Change is bound to be a facet of almost any conversation involving the modern face of China. In Michael Meyer’s book, “The Last Days of Old Beijing” he describes the force of change as “The Hand.” Songzhuang is yet another microcosm of the restless change that envelops China and “the Hand” is never far away; moving, adding, deleting, reimagining. When asked how Songzhuang has changed since they arrived seven years ago, Marc says it used to be only artists and farmers, “no cars. You saw one car every fifteen minutes.” Tine added, “No apartments like now.” Songzhuang is still relatively quiet and dark at night, but has a constant stream of vehicles during the day that run the gamut from BMWs and Audis to large trucks transporting lumber, watermelons and sometimes a gang of migrant workers piled twenty-deep. Marc notes than when they first arrived, “the only traffic was the sheep,” and that there were, “firecrackers every day.” Tine adds that before there were, “no locks on bikes, no banks.” Tine says, now farmers, “profit from artists.” There is a constant clamor of hammers in Songzhuang either knocking down buildings or erecting new studios and restaurants, with many eager to cash in on the wave of artists and cash that continue to arrive.
When asked about the good and bad with life as foreigner in Sonzhuang, Tine declares, “I don’t feel as a foreigner, I feel as a Songzhuanger.” The most difficult part, Tine says is, “I don’t speak Chinese, it’s a handicap for me. I can’t have interesting conversations.” She adds, “I speak baby Chinese.” But in Songzhuang, “I am at ease as who I am.” Many seem enamored with the sense of community in Songzhuang and an almost spiritual sense of calm that exists in the town. Tine says, “It’s different, you feel outside [of Beijing]” and adds that it is,“an artists’ community” I feel, “more like a person.”
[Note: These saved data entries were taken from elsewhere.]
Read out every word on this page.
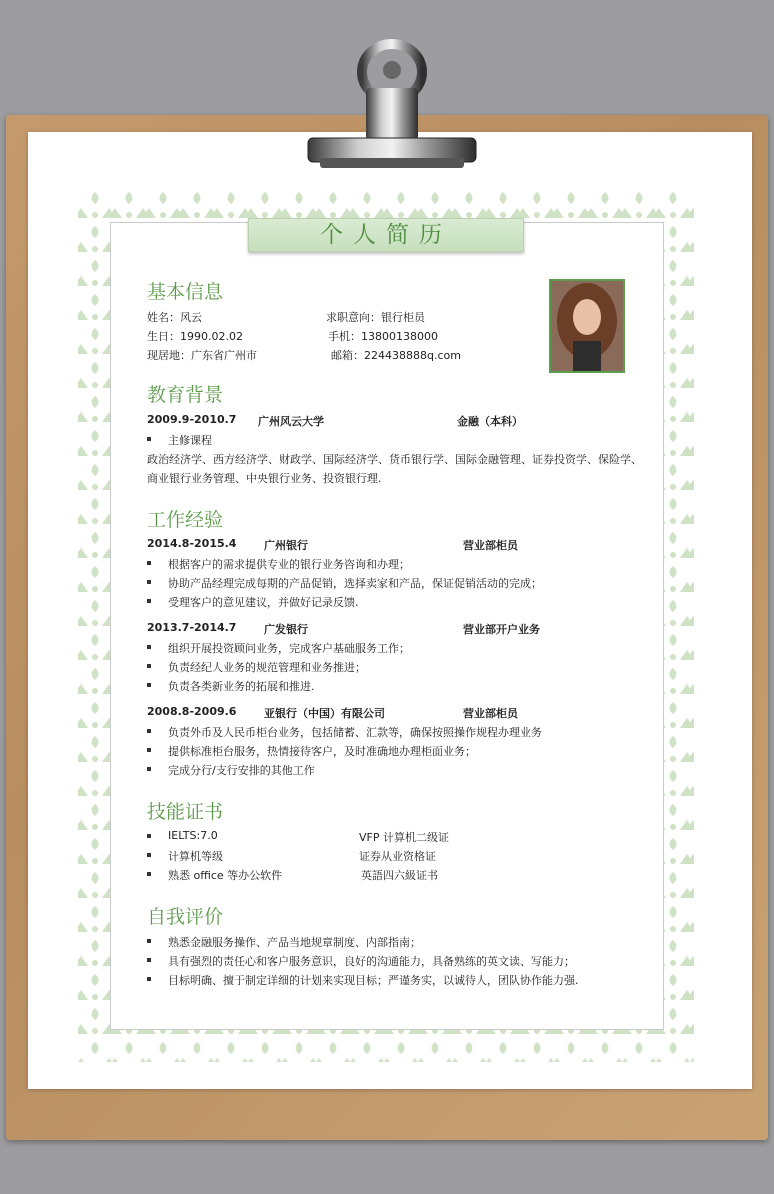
个人简历
基本信息
姓名：风云	求职意向：银行柜员
生日：1990.02.02	手机：13800138000
现居地：广东省广州市	邮箱：224438888q.com
教育背景
2009.9-2010.7 广州风云大学	金融（本科）
主修课程
政治经济学、西方经济学、财政学、国际经济学、货币银行学、国际金融管理、证券投资学、保险学、
商业银行业务管理、中央银行业务、投资银行理.
工作经验
2014.8-2015.4	广州银行	营业部柜员
根据客户的需求提供专业的银行业务咨询和办理；
协助产品经理完成每期的产品促销，选择卖家和产品，保证促销活动的完成；
受理客户的意见建议，并做好记录反馈.
2013.7-2014.7	广发银行	营业部开户业务
组织开展投资顾问业务，完成客户基础服务工作；
负责经纪人业务的规范管理和业务推进；
负责各类新业务的拓展和推进.
2008.8-2009.6	亚银行（中国）有限公司	营业部柜员
负责外币及人民币柜台业务，包括储蓄、汇款等，确保按照操作规程办理业务
提供标准柜台服务，热情接待客户，及时准确地办理柜面业务；
完成分行/支行安排的其他工作
技能证书
IELTS:7.0	VFP 计算机二级证
计算机等级	证券从业资格证
熟悉 office 等办公软件	英語四六級证书
自我评价
熟悉金融服务操作、产品当地规章制度、内部指南；
具有强烈的责任心和客户服务意识，良好的沟通能力，具备熟练的英文读、写能力；
目标明确、擅于制定详细的计划来实现目标；严谨务实，以诚待人，团队协作能力强.
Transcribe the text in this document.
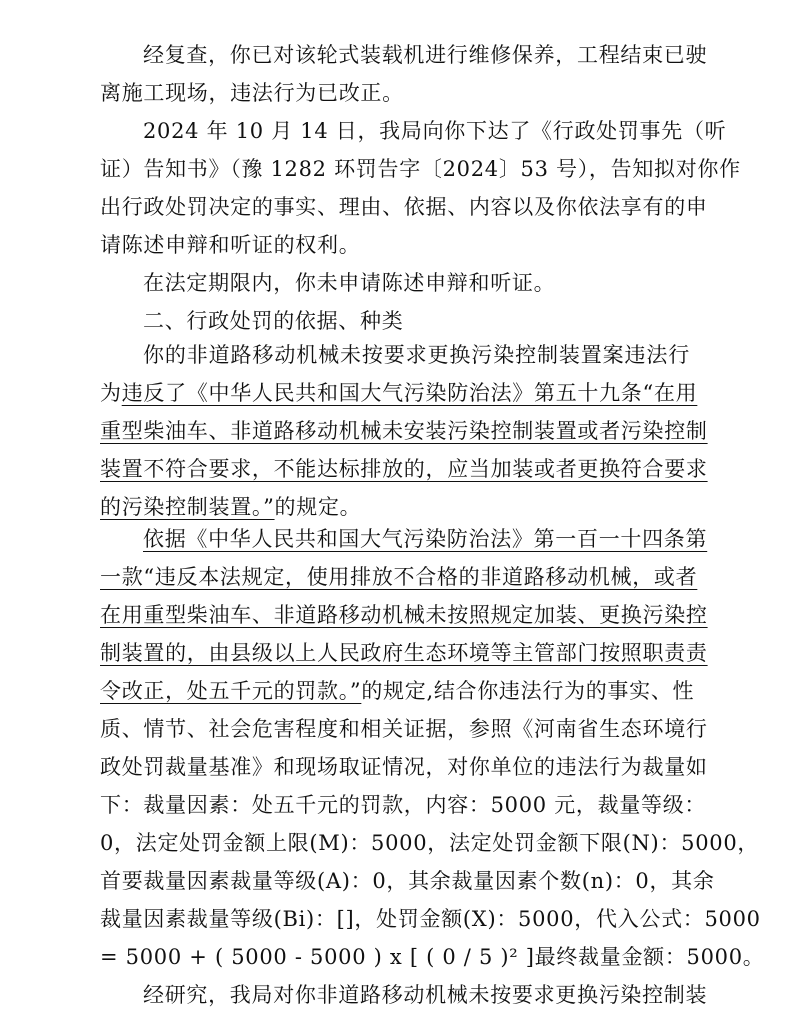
经复查，你已对该轮式装载机进行维修保养，工程结束已驶
离施工现场，违法行为已改正。
2024 年 10 月 14 日，我局向你下达了《行政处罚事先（听
证）告知书》（豫 1282 环罚告字〔2024〕53 号），告知拟对你作
出行政处罚决定的事实、理由、依据、内容以及你依法享有的申
请陈述申辩和听证的权利。
在法定期限内，你未申请陈述申辩和听证。
二、行政处罚的依据、种类
你的非道路移动机械未按要求更换污染控制装置案违法行
为违反了《中华人民共和国大气污染防治法》第五十九条“在用
重型柴油车、非道路移动机械未安装污染控制装置或者污染控制
装置不符合要求，不能达标排放的，应当加装或者更换符合要求
的污染控制装置。”的规定。
依据《中华人民共和国大气污染防治法》第一百一十四条第
一款“违反本法规定，使用排放不合格的非道路移动机械，或者
在用重型柴油车、非道路移动机械未按照规定加装、更换污染控
制装置的，由县级以上人民政府生态环境等主管部门按照职责责
令改正，处五千元的罚款。”的规定,结合你违法行为的事实、性
质、情节、社会危害程度和相关证据，参照《河南省生态环境行
政处罚裁量基准》和现场取证情况，对你单位的违法行为裁量如
下：裁量因素：处五千元的罚款，内容：5000 元，裁量等级：
0，法定处罚金额上限(M)：5000，法定处罚金额下限(N)：5000，
首要裁量因素裁量等级(A)：0，其余裁量因素个数(n)：0，其余
裁量因素裁量等级(Bi)：[]，处罚金额(X)：5000，代入公式：5000
= 5000 + ( 5000 - 5000 ) x [ ( 0 / 5 )² ]最终裁量金额：5000。
经研究，我局对你非道路移动机械未按要求更换污染控制装
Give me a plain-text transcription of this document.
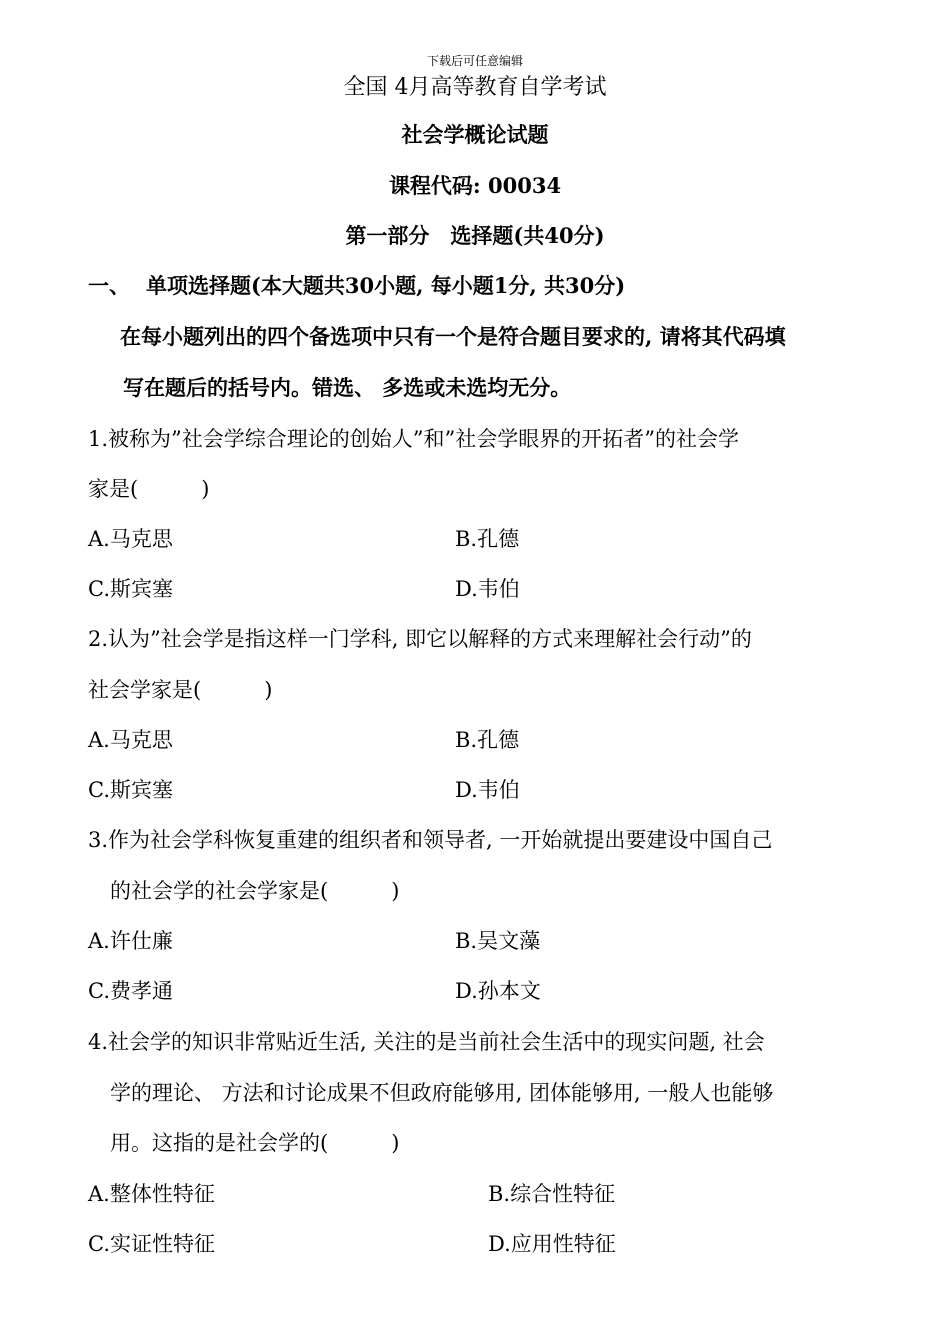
下载后可任意编辑
全国 4月高等教育自学考试
社会学概论试题
课程代码: 00034
第一部分　选择题(共40分)
一、 单项选择题(本大题共30小题, 每小题1分, 共30分)
在每小题列出的四个备选项中只有一个是符合题目要求的, 请将其代码填
写在题后的括号内。错选、 多选或未选均无分。
1.被称为”社会学综合理论的创始人”和”社会学眼界的开拓者”的社会学
家是(　　　)
A.马克思	B.孔德
C.斯宾塞	D.韦伯
2.认为”社会学是指这样一门学科, 即它以解释的方式来理解社会行动”的
社会学家是(　　　)
A.马克思	B.孔德
C.斯宾塞	D.韦伯
3.作为社会学科恢复重建的组织者和领导者, 一开始就提出要建设中国自己
的社会学的社会学家是(　　　)
A.许仕廉	B.吴文藻
C.费孝通	D.孙本文
4.社会学的知识非常贴近生活, 关注的是当前社会生活中的现实问题, 社会
学的理论、 方法和讨论成果不但政府能够用, 团体能够用, 一般人也能够
用。这指的是社会学的(　　　)
A.整体性特征	B.综合性特征
C.实证性特征	D.应用性特征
Tine points out that there is a, “range [of] famous to poor artists.” Perhaps one of the most talented and overlooked artists within Songzhuang goes by the name, “The Siberian Butterfly.” He creates images using a traditional paper-cutting technique that has its origins in his home province of Shaanxi and history of more than 2000 years. Although his technique is traditional, his subject matter explores homosexuality and his personal life. Life has not been easy for him, having recently lost his son and having worked numerous jobs from shoveling coal and collecting trash to working as a security guard. Thanks to attention from the LGBT center in Beijing he has been able to get international exposure.
A 30-minute video about The Siberian Butterfly is included below:
In Chinese, there is a proverb, “Tian gao, Huangdi yuan.” It translates to, heaven is high and the emperor is far away. It often refers the autonomy local areas far from Beijing are afforded due to the vast scale of China. More than two decades ago Songzhuang was a remote farming village accessible by no buses, taxis or subway. With Beijing’s rapidly expanding and developing suburbs one can only wonder how free Songzhuang will remain from “the Hand” constantly redrawing Beijing.